神殺しのクロノスタシスⅤ〜前編〜

「学院内に…イレースが二人いるのか…」

…冷静に考えると、アレだな。

本物そっくりのイレースが二人…。

…怖っ。

色々な意味で怖いよ。

でも、片方はイレースの偽物だから。

偽物には、早々に退場してもらわなければならない。

あのイレースが二人もいるなんて、恐ろしいことこの上ない。

一人で充分だ。一人で。

「一応聞いておくけど…イレース」

俺は、今ここにいる…そうだな、本日二回目にやって来たイレースだから、二回目イレースと呼ぼう。

最初に来た方のイレースは、一回目イレースだな。

「何です」

「お前って…ドッペルゲンガーなのか?」

「残念でしたね。私が本物です」

そ、そうなのか…。

いや…本物と区別出来る要素がないから、本人の証言をそのまま信じる訳にはいかないのだが…。

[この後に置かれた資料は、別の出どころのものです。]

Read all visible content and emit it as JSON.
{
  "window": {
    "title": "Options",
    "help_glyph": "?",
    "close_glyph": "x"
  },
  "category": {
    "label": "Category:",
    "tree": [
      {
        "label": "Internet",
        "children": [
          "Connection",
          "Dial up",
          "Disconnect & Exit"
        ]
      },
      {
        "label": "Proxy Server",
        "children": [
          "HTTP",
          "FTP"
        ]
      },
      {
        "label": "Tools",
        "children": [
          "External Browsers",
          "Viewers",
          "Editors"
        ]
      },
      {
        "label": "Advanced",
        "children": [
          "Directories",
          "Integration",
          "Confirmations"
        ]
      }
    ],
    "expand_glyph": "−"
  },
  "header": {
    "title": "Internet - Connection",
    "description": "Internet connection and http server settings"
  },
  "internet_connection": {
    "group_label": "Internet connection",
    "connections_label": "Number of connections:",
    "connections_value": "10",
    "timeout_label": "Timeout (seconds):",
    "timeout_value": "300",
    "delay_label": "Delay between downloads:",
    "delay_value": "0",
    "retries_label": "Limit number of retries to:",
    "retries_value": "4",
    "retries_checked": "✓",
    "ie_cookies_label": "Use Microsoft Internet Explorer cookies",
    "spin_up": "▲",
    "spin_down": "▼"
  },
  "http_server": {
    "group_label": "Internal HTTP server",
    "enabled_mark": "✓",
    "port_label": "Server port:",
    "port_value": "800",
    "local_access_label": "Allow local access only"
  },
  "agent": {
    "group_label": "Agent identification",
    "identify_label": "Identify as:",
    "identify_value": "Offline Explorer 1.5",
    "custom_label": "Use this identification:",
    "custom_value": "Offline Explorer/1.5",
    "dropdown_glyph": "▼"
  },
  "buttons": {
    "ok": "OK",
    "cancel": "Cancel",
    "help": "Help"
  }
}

どちらがドッペルゲンガーなのだとしても、あまりにももう一方とそっくり過ぎて、区別が出来ない。

「とりあえず…もう一人の…一回目イレースを呼んでくるか」

「…そうだね…」

二人並べて、見比べてみよう。

そうしたら、二人の違いが見えてくるかもしれない。

二人のイレースのうちどちらかが、「こいつがドッペルゲンガーである」と見抜けるかもしれない。

同じように、お互いがお互いを偽物だと主張するかもしれないけどな。
 
とにかく、偽物が取り返しのつかないことをする前に…二人を並べて見比べてみよう。

俺はすぐさま、イレースを呼びに職員室に向かった。